WASHINGTON (Dec. 21, 2022)— In August President Joe Biden signed into law the Inflation Reduction Act, the most significant measure ever adopted by the U.S. Congress to combat climate change. While the Act’s measures to mitigate climate change have largely been the focus of attention, an analysis published today in the New England Journal of Medicine describes the significant benefits it offers to improve public health through the Act’s tax credits and other financial incentives.

“This law offers the United States a novel roadmap for mitigating climate change and improving public health,” Robert Glicksman, the J. B. and Maurice C. Shapiro professor of environmental law at George Washington University Law School, said. “At this juncture, the Inflation Reduction Act provides a more politically feasible foundation for efforts to abate climate change and reduce its public health effects than a cap-and-trade program or traditional regulatory approaches.”

The analysis, “Protecting the Public Health with the Inflation Reduction Act–Provisions Affecting Climate Change and its Health Effects,” was published Dec. 21 in the New England Journal of Medicine.

“Greenhouse gases – such as carbon dioxide and methane – are endangering public health and welfare,” Glicksman said. Yet these health risks are not evenly distributed, hitting socially vulnerable populations — people with low household income and members of historically marginalized racial and ethnic groups – the hardest.“ The same is true for the adverse health effects of other forms of pollution, including conventional air pollutants, such as particulate matter, and carcinogenic chemical contaminants. The Act also targets these forms of air pollution in an effort to reduce the adverse health effects for which they are responsible.
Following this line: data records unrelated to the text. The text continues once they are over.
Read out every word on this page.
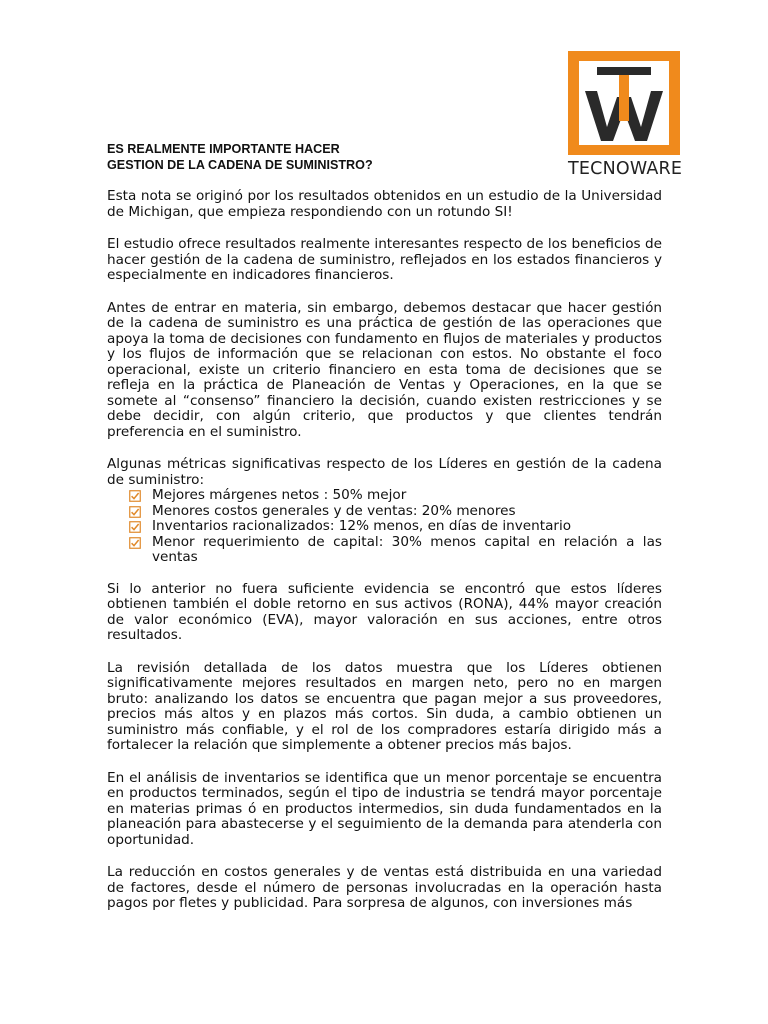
TECNOWARE
ES REALMENTE IMPORTANTE HACER
GESTION DE LA CADENA DE SUMINISTRO?

Esta nota se originó por los resultados obtenidos en un estudio de la Universidad de Michigan, que empieza respondiendo con un rotundo SI!

El estudio ofrece resultados realmente interesantes respecto de los beneficios de hacer gestión de la cadena de suministro, reflejados en los estados financieros y especialmente en indicadores financieros.

Antes de entrar en materia, sin embargo, debemos destacar que hacer gestión de la cadena de suministro es una práctica de gestión de las operaciones que apoya la toma de decisiones con fundamento en flujos de materiales y productos y los flujos de información que se relacionan con estos. No obstante el foco operacional, existe un criterio financiero en esta toma de decisiones que se refleja en la práctica de Planeación de Ventas y Operaciones, en la que se somete al “consenso” financiero la decisión, cuando existen restricciones y se debe decidir, con algún criterio, que productos y que clientes tendrán preferencia en el suministro.

Algunas métricas significativas respecto de los Líderes en gestión de la cadena de suministro:

Mejores márgenes netos : 50% mejor
Menores costos generales y de ventas: 20% menores
Inventarios racionalizados: 12% menos, en días de inventario
Menor requerimiento de capital: 30% menos capital en relación a las ventas

Si lo anterior no fuera suficiente evidencia se encontró que estos líderes obtienen también el doble retorno en sus activos (RONA), 44% mayor creación de valor económico (EVA), mayor valoración en sus acciones, entre otros resultados.

La revisión detallada de los datos muestra que los Líderes obtienen significativamente mejores resultados en margen neto, pero no en margen bruto: analizando los datos se encuentra que pagan mejor a sus proveedores, precios más altos y en plazos más cortos. Sin duda, a cambio obtienen un suministro más confiable, y el rol de los compradores estaría dirigido más a fortalecer la relación que simplemente a obtener precios más bajos.

En el análisis de inventarios se identifica que un menor porcentaje se encuentra en productos terminados, según el tipo de industria se tendrá mayor porcentaje en materias primas ó en productos intermedios, sin duda fundamentados en la planeación para abastecerse y el seguimiento de la demanda para atenderla con oportunidad.

La reducción en costos generales y de ventas está distribuida en una variedad de factores, desde el número de personas involucradas en la operación hasta pagos por fletes y publicidad. Para sorpresa de algunos, con inversiones más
Previous congressional efforts to mitigate climate change would have relied on a combination of mandatory emission limits on greenhouse gases and the use of a cap-and-trade program. Those efforts never attracted sufficient political support to be viable, and would almost certainly not have done so now. Congress therefore chose to try something different in the Inflation Reduction Act. It relied instead on a combination of carrots, sticks, and direct federal investments to move the country’s industries away from greenhouse gas-generating activities towards those that are less polluting and dangerous.”

Glicksman said he believes using the Internal Revenue Code and federal infusions of money to shift the country to cleaner energy would likely be less vulnerable to legal challenge than more traditional forms of regulation. He pointed to the Supreme Court’s decision this year in West Virginia v. EPA, which restricted the EPA’s authority under the Clean Air Act to reduce GHG emissions from one of its largest source categories, electric generating plants.

“It’s possible that not every mechanism in the Act will yield all of the desired outcomes, but in a few years it should be possible to begin measuring the impacts of the new law to see if it’s doing what its sponsors hoped it would do,” Glicksman said. “The Inflation Reduction Act represents an encouraging effort by Congress to mitigate the broad array of negative consequences that result from climate change without triggering the reflexive opposition that tends to be directed at regulatory mechanisms. This bill isn’t just about slowing down the melting of ice to preserve Arctic ecosystems that are far away from most Americans’ daily concerns. The Inflation Reduction Act will also help reduce the extent to which the American people will suffer the increasingly serious adverse health effects that stem from climate change and its consequences, such as worsening ozone pollution and the spread of viral and other communicable diseases.”